Presero a correre verso il suono, che proveniva da un fitto intreccio di rami dietro il recinto. Lì spuntarono due assi di ferro arrugginite: un passaggio segreto che Maria stessa aveva scoperto tempo prima per ripararsi dalla pioggia. Riuscirono a sollevare il coperchio, e davanti a loro apparve il volto sporco ma vivo di Maria Filippovna. Era seduta su una scala di legno, sfinita ma salda.

— Olegino! Mio nipote… Non piangere! — la sua voce era rauca, ma carica di energia. — Non è andato come voleva lui. Quel bastardo non è riuscito in niente!

Si scoprì che Gleb era tornato, aveva versato benzina nella baracca e le aveva dato fuoco. Maria lo aveva visto attraverso una fessura e si era rifugiata nel sotterraneo, per poi cadere nel vecchio passaggio inesplorato. Quel tunnel le aveva salvato ancora una volta la vita.

Sima scoppiò in un pianto liberatorio — non provava simili emozioni nemmeno quando aveva perso tutto: documenti, denaro, speranza.

Maria le prese le mani:

— Non piangere, tesoro. Vieni con noi! Ti ripagherò di questa vita di miseria. Finché io vivrò, sarai al sicuro.

A casa di Oleg, Maria si rimise in ordine, fece una doccia e compose alcuni numeri di telefono. Un’ora dopo comunicò soddisfatta:

— Domattina alle dieci all’ambasciata sarà tutto pronto. Ti porterà tu, Oleg. Ho già i documenti. Ma prima dobbiamo darti un abito decente. Non puoi presentarti con questi vestiti larghi e scarpe più grandi del tuo piede.

— Zia, sembri un’altra persona, — sorrise Oleg mentre aiutava Sima a scegliere un nuovo abito.

Per il pomeriggio la portarono in negozi, saloni di bellezza e parrucchieri.

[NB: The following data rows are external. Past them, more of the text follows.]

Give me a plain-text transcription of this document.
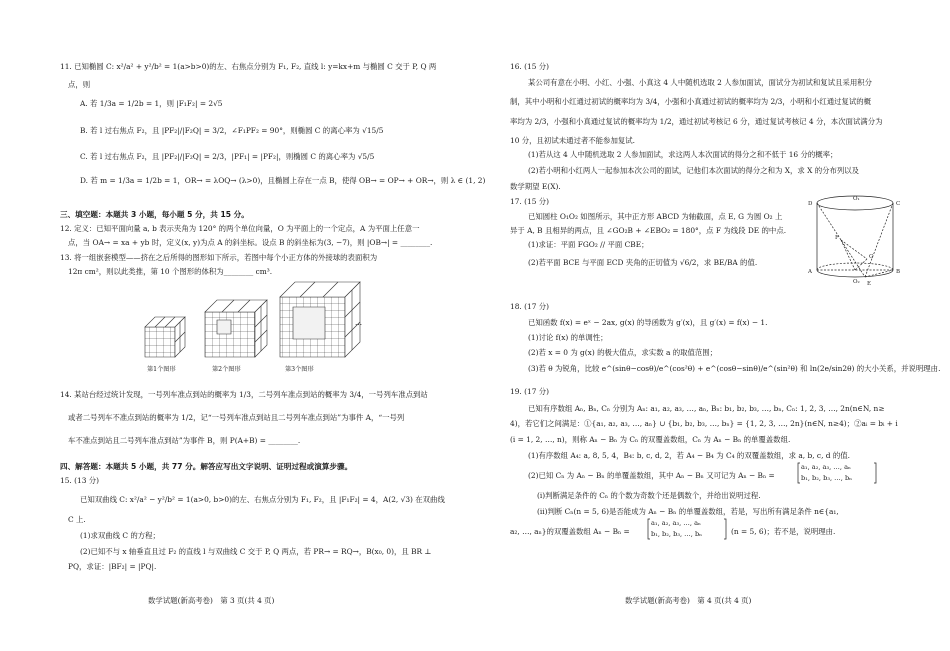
11. 已知椭圆 C: x²/a² + y²/b² = 1(a>b>0)的左、右焦点分别为 F₁, F₂, 直线 l: y=kx+m 与椭圆 C 交于 P, Q 两
点，则
A. 若 1/3a = 1/2b = 1，则 |F₁F₂| = 2√5
B. 若 l 过右焦点 F₂，且 |PF₂|/|F₂Q| = 3/2，∠F₁PF₂ = 90°，则椭圆 C 的离心率为 √15/5
C. 若 l 过右焦点 F₂，且 |PF₂|/|F₂Q| = 2/3，|PF₁| = |PF₂|，则椭圆 C 的离心率为 √5/5
D. 若 m = 1/3a = 1/2b = 1，OR→ = λOQ→ (λ>0)，且椭圆上存在一点 B，使得 OB→ = OP→ + OR→，则 λ ∈ (1, 2)
三、填空题：本题共 3 小题，每小题 5 分，共 15 分。
12. 定义：已知平面向量 a, b 表示夹角为 120° 的两个单位向量，O 为平面上的一个定点，A 为平面上任意一
点，当 OA→ = xa + yb 时，定义(x, y)为点 A 的斜坐标。设点 B 的斜坐标为(3, −7)，则 |OB→| = ________.
13. 将一组嵌套模型——挤在之后所得的图形如下所示，若图中每个小正方体的外接球的表面积为
12π cm²，则以此类推，第 10 个图形的体积为________ cm³.
···
第1个图形	第2个图形	第3个图形
14. 某站台经过统计发现，一号列车准点到站的概率为 1/3，二号列车准点到站的概率为 3/4，一号列车准点到站
或者二号列车不准点到站的概率为 1/2，记“一号列车准点到站且二号列车准点到站”为事件 A，“一号列
车不准点到站且二号列车准点到站”为事件 B，则 P(A+B) = ________.
四、解答题：本题共 5 小题，共 77 分。解答应写出文字说明、证明过程或演算步骤。
15. (13 分)
已知双曲线 C: x²/a² − y²/b² = 1(a>0, b>0)的左、右焦点分别为 F₁, F₂，且 |F₁F₂| = 4，A(2, √3) 在双曲线
C 上.
(1)求双曲线 C 的方程；
(2)已知不与 x 轴垂直且过 F₂ 的直线 l 与双曲线 C 交于 P, Q 两点，若 PR→ = RQ→，B(x₀, 0)，且 BR ⊥
PQ，求证：|BF₂| = |PQ|.
数学试题(新高考卷)　第 3 页(共 4 页)
16. (15 分)
某公司有意在小明、小红、小强、小真这 4 人中随机选取 2 人参加面试，面试分为初试和复试且采用积分
制，其中小明和小红通过初试的概率均为 3/4，小强和小真通过初试的概率均为 2/3，小明和小红通过复试的概
率均为 2/3，小强和小真通过复试的概率均为 1/2，通过初试考核记 6 分，通过复试考核记 4 分，本次面试满分为
10 分，且初试未通过者不能参加复试.
(1)若从这 4 人中随机选取 2 人参加面试，求这两人本次面试的得分之和不低于 16 分的概率；
(2)若小明和小红两人一起参加本次公司的面试，记他们本次面试的得分之和为 X，求 X 的分布列以及
数学期望 E(X).
17. (15 分)
已知圆柱 O₁O₂ 如图所示，其中正方形 ABCD 为轴截面，点 E, G 为圆 O₂ 上
异于 A, B 且相异的两点，且 ∠GO₂B + ∠EBO₂ = 180°，点 F 为线段 DE 的中点.
(1)求证：平面 FGO₂ // 平面 CBE；
(2)若平面 BCE 与平面 ECD 夹角的正切值为 √6/2，求 BE/BA 的值.
O₁
O₂
D	C
A	B
E
F
G
18. (17 分)
已知函数 f(x) = eˣ − 2ax, g(x) 的导函数为 g′(x)，且 g′(x) = f(x) − 1.
(1)讨论 f(x) 的单调性；
(2)若 x = 0 为 g(x) 的极大值点，求实数 a 的取值范围；
(3)若 θ 为锐角，比较 e^(sinθ−cosθ)/e^(cos²θ) + e^(cosθ−sinθ)/e^(sin²θ) 和 ln(2e/sin2θ) 的大小关系，并说明理由.
19. (17 分)
已知有序数组 Aₙ, Bₙ, Cₙ 分别为 Aₙ: a₁, a₂, a₃, …, aₙ, Bₙ: b₁, b₂, b₃, …, bₙ, Cₙ: 1, 2, 3, …, 2n(n∈N, n≥
4)，若它们之间满足：①{a₁, a₂, a₃, …, aₙ} ∪ {b₁, b₂, b₃, …, bₙ} = {1, 2, 3, …, 2n}(n∈N, n≥4)；②aᵢ = bᵢ + i
(i = 1, 2, …, n)，则称 Aₙ − Bₙ 为 Cₙ 的双覆盖数组，Cₙ 为 Aₙ − Bₙ 的单覆盖数组.
(1)有序数组 A₄: a, 8, 5, 4，B₄: b, c, d, 2，若 A₄ − B₄ 为 C₄ 的双覆盖数组，求 a, b, c, d 的值.
(2)已知 Cₙ 为 Aₙ − Bₙ 的单覆盖数组，其中 Aₙ − Bₙ 又可记为 Aₙ − Bₙ =
a₁, a₂, a₃, …, aₙ
b₁, b₂, b₃, …, bₙ
(ⅰ)判断满足条件的 Cₙ 的个数为奇数个还是偶数个，并给出说明过程.
(ⅱ)判断 Cₙ(n = 5, 6)是否能成为 Aₙ − Bₙ 的单覆盖数组，若是，写出所有满足条件 n∈{a₁,
a₂, …, aₙ}的双覆盖数组 Aₙ − Bₙ =
a₁, a₂, a₃, …, aₙ
b₁, b₂, b₃, …, bₙ	(n = 5, 6)；若不是，说明理由.
数学试题(新高考卷)　第 4 页(共 4 页)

Quella sera appariva trasformata: curata, elegante, sicura di sé. Perfino Oleg, solitamente riservato, arrossì alla vista del suo nuovo aspetto.

— Domani partenza alle nove, — ricordò lui prima del sonno. — Riposa tranquilla. Siamo qui.

Sima si stese, sospesa tra sogno e realtà. Nel suo pensiero balenava un desiderio: «Devo ringraziarli, se mai tornerò a casa».

Passarono due settimane. Le fu consegnato un passaporto temporaneo e il visto. Prima di partire, però, le chiesero di restare come testimone nel processo contro Gleb. Sima accettò senza esitare.

In tribunale, quando Gleb vide Maria in carne e ossa e Sima — la povera randagia che credeva morta — il suo volto si contorse dallo stupore. Abbassò lo sguardo, come una bestia sconfitta.

Le testimonianze furono decisive: Gleb ricevette la pena massima.

Dopo il processo, nella casa di Maria si svolse una festa. C’era chi rideva, chi brindava, chi semplicemente gioiva per il lieto fine. A un tratto Oleg porse la mano a Sima:

— Vuoi ballare con me?

Lei annuì. Lui la guidò con passo sicuro in un lento valzer, e lei, come in un sogno, si lasciò trasportare.

— Ti ho invitata in Francia, nel cottage che ama tanto mia nonna, — le sussurrò Oleg mentre la girava. — Vieni con noi?

— L’ha chiesto lei? — sorrise lei dolcemente. — No. L’ho deciso io. Mi sento bene con te e vorrei… restare più a lungo di questa festa.

Sima rifletté.

— Volevo tornare dai miei genitori. Mi hanno cercata per tanto tempo.

— Allora partiamo insieme, — disse Oleg con decisione. — Ti presenterò loro. Potremmo sposarci lì, poi andare in viaggio. Magari in Francia, dove c’è la casa di tua nonna.

Lei lo guardò negli occhi e, per la prima volta dopo anni, sentì risplendere nel cuore un sentimento vero. Quel sentimento che vale più dell’amore stesso, quello che aveva distrutto quell’incubo.

Un mese dopo, in una città del profondo sud, tra musiche di fisarmonica e tamburi, celebrarono un matrimonio rumoroso e autentico. Tutti i vicini si radunarono in strada per augurare felicità agli sposi. Dopo la cerimonia, la coppia partì per il viaggio, ma prima andò a salutare Maria Filippovna, portandole in dono quel tappeto di Bukhara che era l’origine di tutta la loro storia.